Le Japon réduit de moitié son aide aux pays en développement en matière de maladies infectieuses
Le gouvernement japonais a été critiqué pour avoir réduit silencieusement son financement à environ la moitié de ce qu'il avait promis en 2022 à une organisation qui joue un rôle central dans le contrôle mondial des maladies infectieuses.
En 2022, le Japon a promis jusqu'à 1 milliard de dollars (155,8 milliards de yens) au cours des trois prochaines années au Fonds mondial de lutte contre le sida, la tuberculose et le paludisme, qui est un partenariat international public-privé.
Cette contribution fait partie de l'aide publique au développement (APD) du gouvernement.
Cependant, concernant la dernière promesse, le ministère des Affaires étrangères s’est contenté de publier sur son site Internet le 25 novembre que le Japon « contribuerait à hauteur de 81 milliards de yens au cours des trois prochaines années » au Fonds mondial.
Converti en dollars américains, cela équivaut à environ 520 millions de dollars, soit environ la moitié de l'engagement précédent, qui s'élevait à 1,08 milliard de dollars en 2022.
Au milieu des critiques croissantes au sein du pays contre l'aide aux pays étrangers, la position de plus en plus passive du gouvernement à l'égard des contributions et des communications liées à l'APD et à d'autres aides aux pays en développement est évidente.
Le Centre japonais pour les échanges internationaux (JCIE), qui gère le comité japonais du Fonds mondial, a publié une déclaration le 28 novembre, critiquant la réduction importante de la contribution du Japon.
« L'annonce soudaine d'un montant de contribution dont le taux de réduction était nettement supérieur à celui des autres pays sape la crédibilité de longue date du Japon dans la coopération internationale », a-t-il déclaré.

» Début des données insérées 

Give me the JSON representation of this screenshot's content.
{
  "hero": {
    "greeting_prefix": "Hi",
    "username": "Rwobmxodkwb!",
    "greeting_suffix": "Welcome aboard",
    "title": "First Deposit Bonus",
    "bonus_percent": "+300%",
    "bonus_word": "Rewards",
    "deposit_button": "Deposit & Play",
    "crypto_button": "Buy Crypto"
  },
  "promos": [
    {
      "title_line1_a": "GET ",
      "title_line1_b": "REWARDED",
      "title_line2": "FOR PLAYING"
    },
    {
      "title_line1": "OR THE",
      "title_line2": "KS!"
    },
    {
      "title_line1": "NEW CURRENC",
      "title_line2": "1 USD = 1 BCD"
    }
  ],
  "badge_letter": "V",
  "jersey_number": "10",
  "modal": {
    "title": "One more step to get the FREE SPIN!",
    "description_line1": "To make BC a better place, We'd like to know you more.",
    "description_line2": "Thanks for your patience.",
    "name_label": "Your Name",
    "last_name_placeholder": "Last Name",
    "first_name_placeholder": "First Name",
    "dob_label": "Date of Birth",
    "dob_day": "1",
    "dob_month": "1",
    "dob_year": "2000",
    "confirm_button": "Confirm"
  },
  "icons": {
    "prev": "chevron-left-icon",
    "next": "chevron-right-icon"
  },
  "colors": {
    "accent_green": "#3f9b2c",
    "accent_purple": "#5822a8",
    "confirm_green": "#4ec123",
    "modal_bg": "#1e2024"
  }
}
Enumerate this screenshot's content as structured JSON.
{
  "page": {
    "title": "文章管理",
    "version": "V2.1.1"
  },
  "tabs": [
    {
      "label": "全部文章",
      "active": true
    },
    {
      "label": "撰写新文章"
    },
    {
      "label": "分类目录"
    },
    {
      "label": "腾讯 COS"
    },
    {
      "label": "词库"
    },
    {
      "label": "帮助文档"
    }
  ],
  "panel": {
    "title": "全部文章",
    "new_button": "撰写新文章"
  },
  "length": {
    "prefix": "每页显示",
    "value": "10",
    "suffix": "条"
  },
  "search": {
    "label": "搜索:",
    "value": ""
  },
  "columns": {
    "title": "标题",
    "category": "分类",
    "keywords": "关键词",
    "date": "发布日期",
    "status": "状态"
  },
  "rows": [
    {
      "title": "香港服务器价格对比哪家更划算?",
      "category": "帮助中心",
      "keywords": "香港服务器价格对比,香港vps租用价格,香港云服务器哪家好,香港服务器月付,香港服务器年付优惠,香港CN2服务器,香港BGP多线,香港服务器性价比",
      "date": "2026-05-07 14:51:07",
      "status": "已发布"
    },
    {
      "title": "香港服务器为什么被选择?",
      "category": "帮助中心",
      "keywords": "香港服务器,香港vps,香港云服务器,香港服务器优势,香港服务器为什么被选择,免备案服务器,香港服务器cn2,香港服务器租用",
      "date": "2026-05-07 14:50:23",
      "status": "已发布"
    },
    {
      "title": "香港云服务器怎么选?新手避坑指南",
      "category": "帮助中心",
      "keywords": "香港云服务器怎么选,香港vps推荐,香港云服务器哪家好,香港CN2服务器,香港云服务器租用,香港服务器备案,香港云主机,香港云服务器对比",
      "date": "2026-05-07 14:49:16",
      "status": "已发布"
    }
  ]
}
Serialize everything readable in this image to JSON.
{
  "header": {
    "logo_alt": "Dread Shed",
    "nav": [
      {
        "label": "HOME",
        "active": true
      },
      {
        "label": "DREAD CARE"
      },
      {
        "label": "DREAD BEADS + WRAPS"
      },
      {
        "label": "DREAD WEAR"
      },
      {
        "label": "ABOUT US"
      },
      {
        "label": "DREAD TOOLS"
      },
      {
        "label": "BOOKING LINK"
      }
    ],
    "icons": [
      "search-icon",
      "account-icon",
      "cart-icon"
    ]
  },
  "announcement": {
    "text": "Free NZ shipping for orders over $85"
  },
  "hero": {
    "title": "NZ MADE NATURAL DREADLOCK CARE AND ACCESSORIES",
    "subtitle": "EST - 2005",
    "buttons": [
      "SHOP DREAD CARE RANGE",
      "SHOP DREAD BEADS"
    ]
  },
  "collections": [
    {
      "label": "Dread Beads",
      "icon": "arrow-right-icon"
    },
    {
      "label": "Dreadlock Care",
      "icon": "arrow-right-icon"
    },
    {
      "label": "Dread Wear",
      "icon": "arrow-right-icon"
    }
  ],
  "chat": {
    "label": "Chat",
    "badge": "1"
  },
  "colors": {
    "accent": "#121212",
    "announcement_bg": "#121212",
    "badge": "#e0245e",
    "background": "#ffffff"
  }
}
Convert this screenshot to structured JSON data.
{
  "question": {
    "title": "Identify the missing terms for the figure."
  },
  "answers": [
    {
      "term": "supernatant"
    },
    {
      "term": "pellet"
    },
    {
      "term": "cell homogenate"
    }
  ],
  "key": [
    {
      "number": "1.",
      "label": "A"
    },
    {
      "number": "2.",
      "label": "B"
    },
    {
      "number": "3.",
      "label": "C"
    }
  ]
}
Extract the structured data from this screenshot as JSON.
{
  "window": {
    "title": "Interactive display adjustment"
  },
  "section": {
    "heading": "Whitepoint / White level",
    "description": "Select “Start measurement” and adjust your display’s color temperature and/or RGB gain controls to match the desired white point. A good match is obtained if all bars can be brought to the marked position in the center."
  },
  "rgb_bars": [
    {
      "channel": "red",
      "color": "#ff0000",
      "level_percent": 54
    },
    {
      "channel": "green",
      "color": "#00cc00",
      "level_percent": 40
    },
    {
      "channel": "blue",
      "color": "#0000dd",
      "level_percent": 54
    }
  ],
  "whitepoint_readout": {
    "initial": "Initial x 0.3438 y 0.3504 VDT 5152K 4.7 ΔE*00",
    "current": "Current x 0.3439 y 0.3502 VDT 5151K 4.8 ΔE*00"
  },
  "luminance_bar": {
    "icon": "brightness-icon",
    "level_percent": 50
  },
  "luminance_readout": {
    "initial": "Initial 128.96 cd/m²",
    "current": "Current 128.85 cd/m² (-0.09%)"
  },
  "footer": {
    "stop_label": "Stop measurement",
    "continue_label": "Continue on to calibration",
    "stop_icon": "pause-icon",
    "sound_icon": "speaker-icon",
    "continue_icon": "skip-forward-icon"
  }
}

La déclaration souligne qu’au milieu d’un déclin mondial du financement de l’aide, « il est essentiel que le Japon maintienne son rôle de donateur majeur et assume sa juste part afin de diriger les discussions mondiales sur la santé à ce moment crucial ».
Selon les Amis du Fonds mondial au Japon, le comité japonais du Fonds mondial, le taux de réduction par rapport à l'engagement précédent en dollars américains est de 5,2 pour cent pour les États-Unis, de 10,6 pour cent pour l'Allemagne et de 5,4 pour cent pour la Grande-Bretagne. La réduction de 52,2 pour cent du Japon est étonnamment élevée par rapport à d'autres pays.
Le Fonds mondial a été créé en 2002 à la suite du Sommet du Groupe des Huit Kyushu-Okinawa en 2000, au cours duquel le Japon, en tant que président, a fait de la lutte contre les maladies infectieuses un point clé de l'ordre du jour.
Ce fonds, dont le Japon est depuis longtemps l'un des principaux donateurs, fournit un soutien financier aux pays en développement pour la prévention et le traitement des trois principales maladies infectieuses : le sida, la tuberculose et le paludisme.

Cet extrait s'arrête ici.